The dealer portal is restricted to professional car dealers. Dealers become notified of cars that suit their requirements once they become available, and place offers in a daily online sale. When dealers purchase vehicles, they can arrange collection with the company's end-to-end transportation service, Motorway Move, and purchase with Motorway Pay, the company's real time point-of-purchase payment platform.

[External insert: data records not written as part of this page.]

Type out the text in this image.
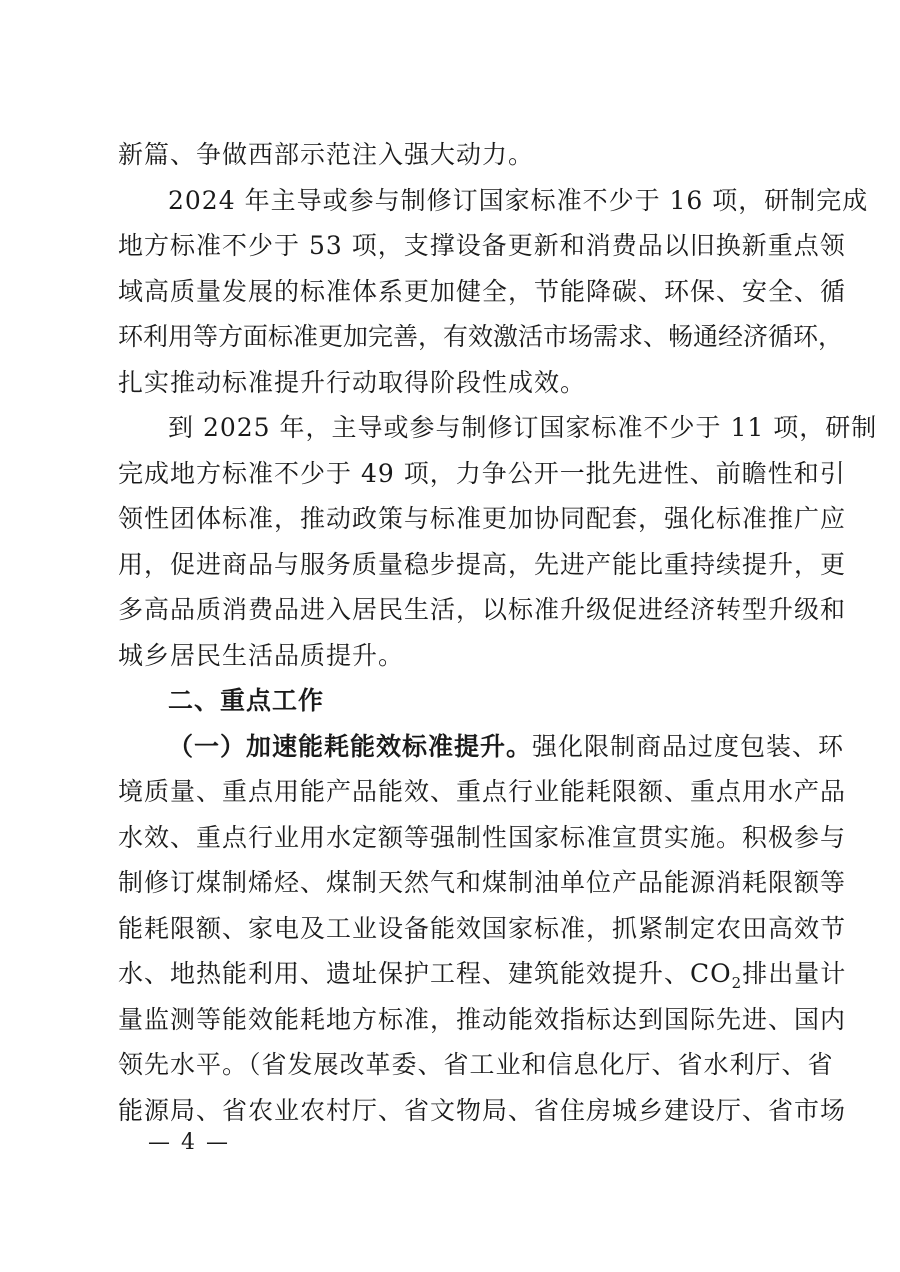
新篇、争做西部示范注入强大动力。
2024 年主导或参与制修订国家标准不少于 16 项，研制完成
地方标准不少于 53 项，支撑设备更新和消费品以旧换新重点领
域高质量发展的标准体系更加健全，节能降碳、环保、安全、循
环利用等方面标准更加完善，有效激活市场需求、畅通经济循环，
扎实推动标准提升行动取得阶段性成效。
到 2025 年，主导或参与制修订国家标准不少于 11 项，研制
完成地方标准不少于 49 项，力争公开一批先进性、前瞻性和引
领性团体标准，推动政策与标准更加协同配套，强化标准推广应
用，促进商品与服务质量稳步提高，先进产能比重持续提升，更
多高品质消费品进入居民生活，以标准升级促进经济转型升级和
城乡居民生活品质提升。
二、重点工作
（一）加速能耗能效标准提升。强化限制商品过度包装、环
境质量、重点用能产品能效、重点行业能耗限额、重点用水产品
水效、重点行业用水定额等强制性国家标准宣贯实施。积极参与
制修订煤制烯烃、煤制天然气和煤制油单位产品能源消耗限额等
能耗限额、家电及工业设备能效国家标准，抓紧制定农田高效节
水、地热能利用、遗址保护工程、建筑能效提升、$CO_2$排出量计
量监测等能效能耗地方标准，推动能效指标达到国际先进、国内
领先水平。（省发展改革委、省工业和信息化厅、省水利厅、省
能源局、省农业农村厅、省文物局、省住房城乡建设厅、省市场
— 4 —
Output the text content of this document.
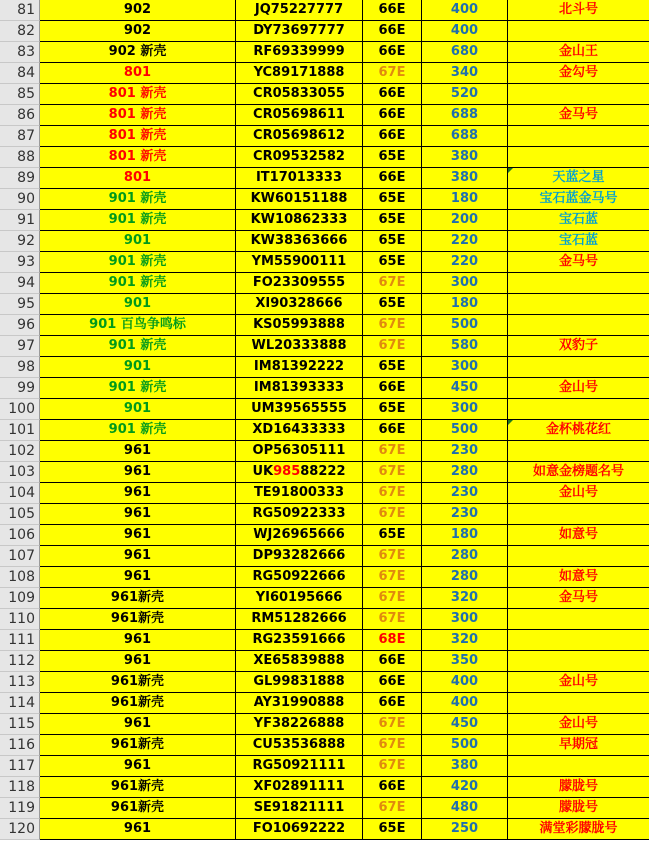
81	902	JQ75227777	66E	400	北斗号
82	902	DY73697777	66E	400
83	902 新壳	RF69339999	66E	680	金山王
84	801	YC89171888	67E	340	金勾号
85	801 新壳	CR05833055	66E	520
86	801 新壳	CR05698611	66E	688	金马号
87	801 新壳	CR05698612	66E	688
88	801 新壳	CR09532582	65E	380
89	801	IT17013333	66E	380	天蓝之星
90	901 新壳	KW60151188	65E	180	宝石蓝金马号
91	901 新壳	KW10862333	65E	200	宝石蓝
92	901	KW38363666	65E	220	宝石蓝
93	901 新壳	YM55900111	65E	220	金马号
94	901 新壳	FO23309555	67E	300
95	901	XI90328666	65E	180
96	901 百鸟争鸣标	KS05993888	67E	500
97	901 新壳	WL20333888	67E	580	双豹子
98	901	IM81392222	65E	300
99	901 新壳	IM81393333	66E	450	金山号
100	901	UM39565555	65E	300
101	901 新壳	XD16433333	66E	500	金杯桃花红
102	961	OP56305111	67E	230
103	961	UK98588222	67E	280	如意金榜题名号
104	961	TE91800333	67E	230	金山号
105	961	RG50922333	67E	230
106	961	WJ26965666	65E	180	如意号
107	961	DP93282666	67E	280
108	961	RG50922666	67E	280	如意号
109	961新壳	YI60195666	67E	320	金马号
110	961新壳	RM51282666	67E	300
111	961	RG23591666	68E	320
112	961	XE65839888	66E	350
113	961新壳	GL99831888	66E	400	金山号
114	961新壳	AY31990888	66E	400
115	961	YF38226888	67E	450	金山号
116	961新壳	CU53536888	67E	500	早期冠
117	961	RG50921111	67E	380
118	961新壳	XF02891111	66E	420	朦胧号
119	961新壳	SE91821111	67E	480	朦胧号
120	961	FO10692222	65E	250	满堂彩朦胧号
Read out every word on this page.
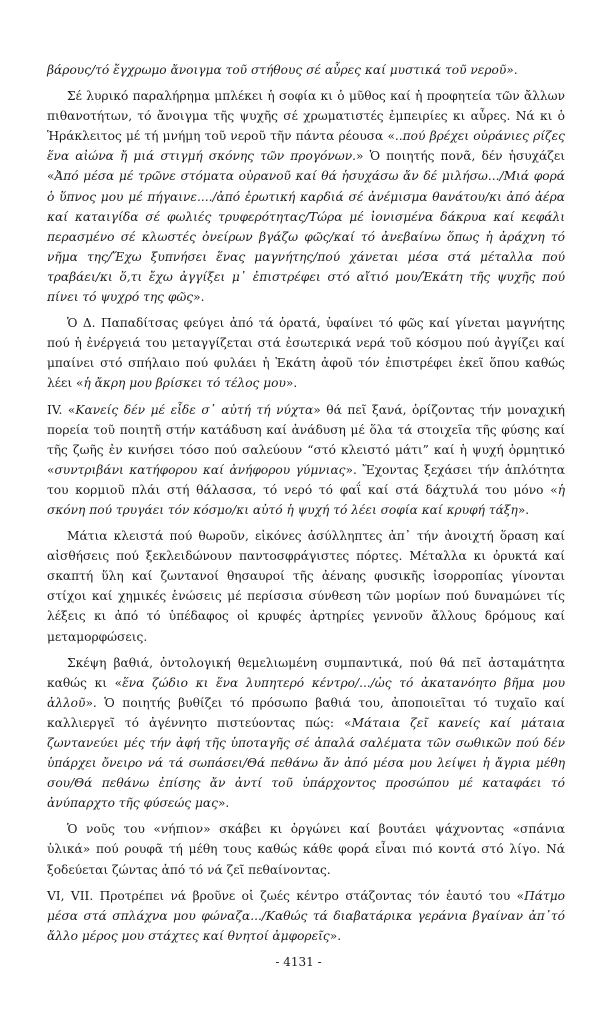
βάρους/τό ἔγχρωμο ἄνοιγμα τοῦ στήθους σέ αὖρες καί μυστικά τοῦ νεροῦ».

Σέ λυρικό παραλήρημα μπλέκει ἡ σοφία κι ὁ μῦθος καί ἡ προφητεία τῶν ἄλλων πιθανοτήτων, τό ἄνοιγμα τῆς ψυχῆς σέ χρωματιστές ἐμπειρίες κι αὖρες. Νά κι ὁ Ἡράκλειτος μέ τή μνήμη τοῦ νεροῦ τῆν πάντα ρέουσα «..πού βρέχει οὐράνιες ρίζες ἕνα αἰώνα ἤ μιά στιγμή σκόνης τῶν προγόνων.» Ὁ ποιητής πονᾶ, δέν ἡσυχάζει «Ἀπό μέσα μέ τρῶνε στόματα οὐρανοῦ καί θά ἡσυχάσω ἄν δέ μιλήσω.../Μιά φορά ὁ ὕπνος μου μέ πήγαινε..../ἀπό ἐρωτική καρδιά σέ ἀνέμισμα θανάτου/κι ἀπό ἀέρα καί καταιγίδα σέ φωλιές τρυφερότητας/Τώρα μέ ἰονισμένα δάκρυα καί κεφάλι περασμένο σέ κλωστές ὀνείρων βγάζω φῶς/καί τό ἀνεβαίνω ὅπως ἡ ἀράχνη τό νῆμα της/Ἔχω ξυπνήσει ἕνας μαγνήτης/πού χάνεται μέσα στά μέταλλα πού τραβάει/κι ὅ,τι ἔχω ἀγγίξει μ᾽ ἐπιστρέφει στό αἴτιό μου/Ἑκάτη τῆς ψυχῆς πού πίνει τό ψυχρό της φῶς».

Ὁ Δ. Παπαδίτσας φεύγει ἀπό τά ὁρατά, ὑφαίνει τό φῶς καί γίνεται μαγνήτης πού ἡ ἐνέργειά του μεταγγίζεται στά ἐσωτερικά νερά τοῦ κόσμου πού ἀγγίζει καί μπαίνει στό σπήλαιο πού φυλάει ἡ Ἑκάτη ἀφοῦ τόν ἐπιστρέφει ἐκεῖ ὅπου καθώς λέει «ἡ ἄκρη μου βρίσκει τό τέλος μου».

IV. «Κανείς δέν μέ εἶδε σ᾽ αὐτή τή νύχτα» θά πεῖ ξανά, ὁρίζοντας τήν μοναχική πορεία τοῦ ποιητῆ στήν κατάδυση καί ἀνάδυση μέ ὅλα τά στοιχεῖα τῆς φύσης καί τῆς ζωῆς ἐν κινήσει τόσο πού σαλεύουν “στό κλειστό μάτι” καί ἡ ψυχή ὁρμητικό «συντριβάνι κατήφορου καί ἀνήφορου γύμνιας». Ἔχοντας ξεχάσει τήν ἁπλότητα του κορμιοῦ πλάι στή θάλασσα, τό νερό τό φαΐ καί στά δάχτυλά του μόνο «ἡ σκόνη πού τρυγάει τόν κόσμο/κι αὐτό ἡ ψυχή τό λέει σοφία καί κρυφή τάξη».

Μάτια κλειστά πού θωροῦν, εἰκόνες ἀσύλληπτες ἀπ᾽ τήν ἀνοιχτή ὅραση καί αἰσθήσεις πού ξεκλειδώνουν παντοσφράγιστες πόρτες. Μέταλλα κι ὀρυκτά καί σκαπτή ὕλη καί ζωντανοί θησαυροί τῆς ἀέναης φυσικῆς ἰσορροπίας γίνονται στίχοι καί χημικές ἑνώσεις μέ περίσσια σύνθεση τῶν μορίων πού δυναμώνει τίς λέξεις κι ἀπό τό ὑπέδαφος οἱ κρυφές ἀρτηρίες γεννοῦν ἄλλους δρόμους καί μεταμορφώσεις.

Σκέψη βαθιά, ὀντολογική θεμελιωμένη συμπαντικά, πού θά πεῖ ἀσταμάτητα καθώς κι «ἕνα ζώδιο κι ἕνα λυπητερό κέντρο/.../ὡς τό ἀκατανόητο βῆμα μου ἀλλοῦ». Ὁ ποιητής βυθίζει τό πρόσωπο βαθιά του, ἀποποιεῖται τό τυχαῖο καί καλλιεργεῖ τό ἀγέννητο πιστεύοντας πώς: «Μάταια ζεῖ κανείς καί μάταια ζωντανεύει μές τήν ἀφή τῆς ὑποταγῆς σέ ἀπαλά σαλέματα τῶν σωθικῶν πού δέν ὑπάρχει ὄνειρο νά τά σωπάσει/Θά πεθάνω ἄν ἀπό μέσα μου λείψει ἡ ἄγρια μέθη σου/Θά πεθάνω ἐπίσης ἄν ἀντί τοῦ ὑπάρχοντος προσώπου μέ καταφάει τό ἀνύπαρχτο τῆς φύσεώς μας».

Ὁ νοῦς του «νήπιον» σκάβει κι ὀργώνει καί βουτάει ψάχνοντας «σπάνια ὑλικά» πού ρουφᾶ τή μέθη τους καθώς κάθε φορά εἶναι πιό κοντά στό λίγο. Νά ξοδεύεται ζώντας ἀπό τό νά ζεῖ πεθαίνοντας.

VI, VII. Προτρέπει νά βροῦνε οἱ ζωές κέντρο στάζοντας τόν ἑαυτό του «Πάτμο μέσα στά σπλάχνα μου φώναζα.../Καθώς τά διαβατάρικα γεράνια βγαίναν ἀπ᾽τό ἄλλο μέρος μου στάχτες καί θνητοί ἀμφορεῖς».

- 4131 -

=== Additional services ===
In 2023, the automative service provider launched Motorway Pay, its first secure online wallet. It allows dealers to pre-load money into the wallet and then release the money instantly to complete transactions. Around the same period of time it launched Motorway Move, a transport option for dealers who needed cars to be collected and delivered to them.

=== Technology & AI ===
Motorway began to invest heavily in technology, which includes automated checks and technology that would streamline the process of buying or selling a car on its platform. In 2021, it launched its RPM vehicle-pricing tool which has been used by over 8 million customers in the UK. Most recently, this included the launch of its seller verification tool, which would ensure that the sellers have the right to sell the vehicle in question.

== Awards ==
- Used Car Product of the Year—Car Dealer Magazine, Used Car Awards 2019;
- IT Innovation of the Year, Retail & Wholesale—Motor Trader Industry Awards 2020;
- Used Car Product of the Year—Car Dealer Magazine, Used Car Awards 2020;
- Product Innovation of the Year—Car Dealer Magazine, Power Awards 2021;
- Used Online Car Trading Platform of the Year—Motor Trader Awards 2021;
- Used Online Car Trading Platform of the Year—Motor Trader Awards 2022
- Deloitte UK Technology Fast 50 - 2022
- Stock Acquisition Provider of the Year—Car Dealer Magazine, Power Awards 2023
- FT1000: Europe’s Fastest Growing Companies 2023
- Used Online Car Trading Platform of the Year—Motor Trader Awards 2023
- Stock Acquisition Provider of the Year—Car Dealer Magazine, Power Awards 2024
- Sunday Times 100 Tech 2025
- Consumer to Trade Stock Acquisition Platform 2025—Car Dealer Magazine, Power Awards 2025
- Consumer to Trade Stock Acquisition Platform 2026—Car Dealer Magazine, Power Awards 2026

== Advertising ==
Motorway's first TV advert was shown in May 2019 and was aired across commercial TV until the end of that year. In August 2021, Motorway launched a nationwide marketing campaign, with a TV ad airing across all major UK commercial channels. In January 2022, Motorway announced it was the sponsor of ITV's Six Nations Championship rugby coverage across 2022 and 2023. This sponsorship continued into 2024 and 2025. In July 2022, Motorway announced it was the sponsor of BT Sport's broadcast coverage across 2022 and 2023 of the Premier League and UEFA Europa League.

In August 2023, Motorway announced it was the sponsor of TNT Sports (United Kingdom)'s broadcast coverage of the Premier League and the UEFA Europa League.
In March 2025, Motorway launched a comprehensive brand refresh developed with TwentyFirstCenturyBrand and a new ad campaign with creative led by Uncommon.